Die erste von ihm selbst kuratierte Ausstellung wird Okwui Enwezor Ende November präsentieren: Eine große, umfassende Monographie mit einem reichen Begleitprogramm an Filmen, Konzerten und Künstlergesprächen über das unabhängige Münchner Plattenlabel ECM (Edition of Contemporary Music). Daran kann man sein Verständnis als Kunstkurator sehr gut nachvollziehen: Ein erweitertes Kunstverständnis, das von der Malerei über Fotografie bis zur Soundart und Musik reicht. Und ein Interesse an der lokalen Verwurzelung mit gleichzeitiger Öffnung in die Welt, so wie ECM von Anfang an über den Free Jazz auch eine Brücke zur schwarzen Bürgerrechtsbewegung in den USA schlug. Vor allem mit der gründlichen Vorbereitung seiner Neuerfindung des Hauses der Kunst hat es zu tun, dass es bis zu seiner ersten Ausstellung noch so lange dauert. Und keineswegs damit, dass er dieses Jahr auch noch für die Triennale in Paris verantwortlich und viel auf Reisen ist, wie er betonte:
""Ich reise nicht aus schierer Wanderlust, sondern aus der Notwendigkeit heraus, dass ich mich mit der Tatsache auseinandersetzen muss, dass das Feld der zeitgenössischen Kunst global ist. In meiner Heimat Nigeria gibt es ein Sprichwort: Wenn du dir einen Maskenumzug angucken willst, warte nicht, bis der Umzug zu dir kommt. In diesem Sinne dient meine Arbeit bei der Triennale in Paris meiner Arbeit am Haus der Kunst in München und vice versa."
Es ist ein weiter Weg, den Okwui Enwezor von seiner Kindheit in Nigeria über sein Literatur- und Politikstudium in New York und seine globale Kuratorentätigkeit bis ins Münchner Haus der Kunst zurückgelegt hat. Schließlich war ihm die Beschäftigung mit moderner oder gar zeitgenössischer Kunst keineswegs in die nigerianische Wiege gelegt, wie er erzählt:
"Die zwei wertvollsten Dinge, die ich als Junge in Nigeria besaß, waren zwei Bibliotheksausweise. Als Teenager hatte ich eine Freundin, die wir Picasso nannten. Fragen Sie mich nicht warum, keine Ahnung. Wir dachten einfach nur, sie sei eine große Künstlerin. Ich wusste nicht einmal wirklich, wer Picasso war. Ich hatte noch nie ein echtes Bild von Picasso gesehen, höchstens vielleicht mal eine Reproduktion. Ich wuchs in dem Bewusstsein auf, dass nicht Kreativität, sondern das Denken entscheidend ist: Wenn man fähig ist zu denken, kann man es mit der Welt aufnehmen."
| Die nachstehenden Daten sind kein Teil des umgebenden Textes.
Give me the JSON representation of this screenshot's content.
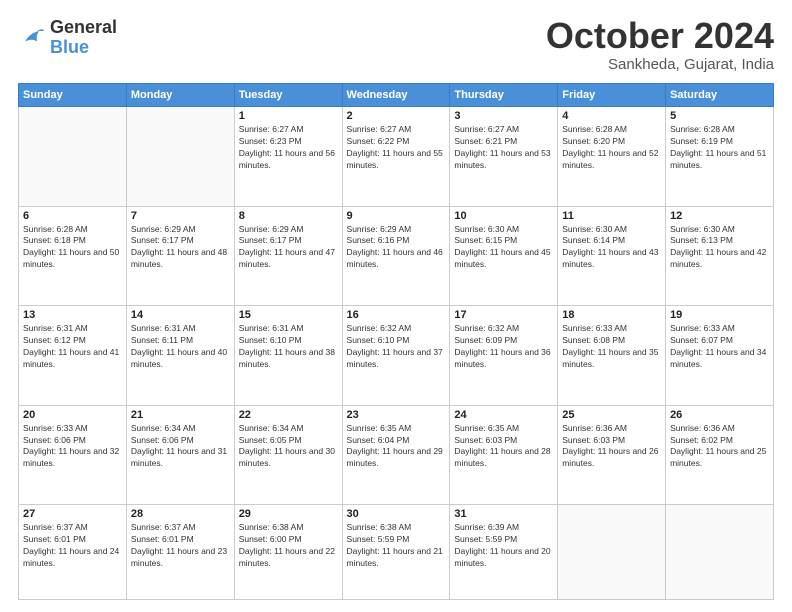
{
  "header": {
    "logo_line1": "General",
    "logo_line2": "Blue",
    "month": "October 2024",
    "location": "Sankheda, Gujarat, India"
  },
  "weekdays": [
    "Sunday",
    "Monday",
    "Tuesday",
    "Wednesday",
    "Thursday",
    "Friday",
    "Saturday"
  ],
  "weeks": [
    [
      {
        "day": "",
        "info": ""
      },
      {
        "day": "",
        "info": ""
      },
      {
        "day": "1",
        "info": "Sunrise: 6:27 AM\nSunset: 6:23 PM\nDaylight: 11 hours and 56 minutes."
      },
      {
        "day": "2",
        "info": "Sunrise: 6:27 AM\nSunset: 6:22 PM\nDaylight: 11 hours and 55 minutes."
      },
      {
        "day": "3",
        "info": "Sunrise: 6:27 AM\nSunset: 6:21 PM\nDaylight: 11 hours and 53 minutes."
      },
      {
        "day": "4",
        "info": "Sunrise: 6:28 AM\nSunset: 6:20 PM\nDaylight: 11 hours and 52 minutes."
      },
      {
        "day": "5",
        "info": "Sunrise: 6:28 AM\nSunset: 6:19 PM\nDaylight: 11 hours and 51 minutes."
      }
    ],
    [
      {
        "day": "6",
        "info": "Sunrise: 6:28 AM\nSunset: 6:18 PM\nDaylight: 11 hours and 50 minutes."
      },
      {
        "day": "7",
        "info": "Sunrise: 6:29 AM\nSunset: 6:17 PM\nDaylight: 11 hours and 48 minutes."
      },
      {
        "day": "8",
        "info": "Sunrise: 6:29 AM\nSunset: 6:17 PM\nDaylight: 11 hours and 47 minutes."
      },
      {
        "day": "9",
        "info": "Sunrise: 6:29 AM\nSunset: 6:16 PM\nDaylight: 11 hours and 46 minutes."
      },
      {
        "day": "10",
        "info": "Sunrise: 6:30 AM\nSunset: 6:15 PM\nDaylight: 11 hours and 45 minutes."
      },
      {
        "day": "11",
        "info": "Sunrise: 6:30 AM\nSunset: 6:14 PM\nDaylight: 11 hours and 43 minutes."
      },
      {
        "day": "12",
        "info": "Sunrise: 6:30 AM\nSunset: 6:13 PM\nDaylight: 11 hours and 42 minutes."
      }
    ],
    [
      {
        "day": "13",
        "info": "Sunrise: 6:31 AM\nSunset: 6:12 PM\nDaylight: 11 hours and 41 minutes."
      },
      {
        "day": "14",
        "info": "Sunrise: 6:31 AM\nSunset: 6:11 PM\nDaylight: 11 hours and 40 minutes."
      },
      {
        "day": "15",
        "info": "Sunrise: 6:31 AM\nSunset: 6:10 PM\nDaylight: 11 hours and 38 minutes."
      },
      {
        "day": "16",
        "info": "Sunrise: 6:32 AM\nSunset: 6:10 PM\nDaylight: 11 hours and 37 minutes."
      },
      {
        "day": "17",
        "info": "Sunrise: 6:32 AM\nSunset: 6:09 PM\nDaylight: 11 hours and 36 minutes."
      },
      {
        "day": "18",
        "info": "Sunrise: 6:33 AM\nSunset: 6:08 PM\nDaylight: 11 hours and 35 minutes."
      },
      {
        "day": "19",
        "info": "Sunrise: 6:33 AM\nSunset: 6:07 PM\nDaylight: 11 hours and 34 minutes."
      }
    ],
    [
      {
        "day": "20",
        "info": "Sunrise: 6:33 AM\nSunset: 6:06 PM\nDaylight: 11 hours and 32 minutes."
      },
      {
        "day": "21",
        "info": "Sunrise: 6:34 AM\nSunset: 6:06 PM\nDaylight: 11 hours and 31 minutes."
      },
      {
        "day": "22",
        "info": "Sunrise: 6:34 AM\nSunset: 6:05 PM\nDaylight: 11 hours and 30 minutes."
      },
      {
        "day": "23",
        "info": "Sunrise: 6:35 AM\nSunset: 6:04 PM\nDaylight: 11 hours and 29 minutes."
      },
      {
        "day": "24",
        "info": "Sunrise: 6:35 AM\nSunset: 6:03 PM\nDaylight: 11 hours and 28 minutes."
      },
      {
        "day": "25",
        "info": "Sunrise: 6:36 AM\nSunset: 6:03 PM\nDaylight: 11 hours and 26 minutes."
      },
      {
        "day": "26",
        "info": "Sunrise: 6:36 AM\nSunset: 6:02 PM\nDaylight: 11 hours and 25 minutes."
      }
    ],
    [
      {
        "day": "27",
        "info": "Sunrise: 6:37 AM\nSunset: 6:01 PM\nDaylight: 11 hours and 24 minutes."
      },
      {
        "day": "28",
        "info": "Sunrise: 6:37 AM\nSunset: 6:01 PM\nDaylight: 11 hours and 23 minutes."
      },
      {
        "day": "29",
        "info": "Sunrise: 6:38 AM\nSunset: 6:00 PM\nDaylight: 11 hours and 22 minutes."
      },
      {
        "day": "30",
        "info": "Sunrise: 6:38 AM\nSunset: 5:59 PM\nDaylight: 11 hours and 21 minutes."
      },
      {
        "day": "31",
        "info": "Sunrise: 6:39 AM\nSunset: 5:59 PM\nDaylight: 11 hours and 20 minutes."
      },
      {
        "day": "",
        "info": ""
      },
      {
        "day": "",
        "info": ""
      }
    ]
  ]
}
Der 1963 geborene Okwui Enwezor ist ein Intellektueller des postkolonialen Afrikas mit einem immensen Horizont – per se für München eine große Bereicherung. Aber auch wenn er immer wieder betont, wie herzlich und gastfreundlich er in Deutschland aufgenommen worden sei – die Jahrespressekonferenz im Münchner Haus der Kunst war eher geprägt von der Haltung eines höflich distanzierten bis skeptischen Beschnupperns. Es wird sich zeigen, ob das Münchner Publikum mit seinem Faible für gesellschaftliche Großereignisse – wohl ein Erbe der einstigen Residenzstadt und ihres Hofstaates – mit dem neuen, kosmopolitischen und intellektuell anspruchsvollen Direktor wächst. Leicht wird es für Enwezor sicher nicht werden. Aber das war es für seinen Vorgänger Chris Dercon anfangs auch nicht.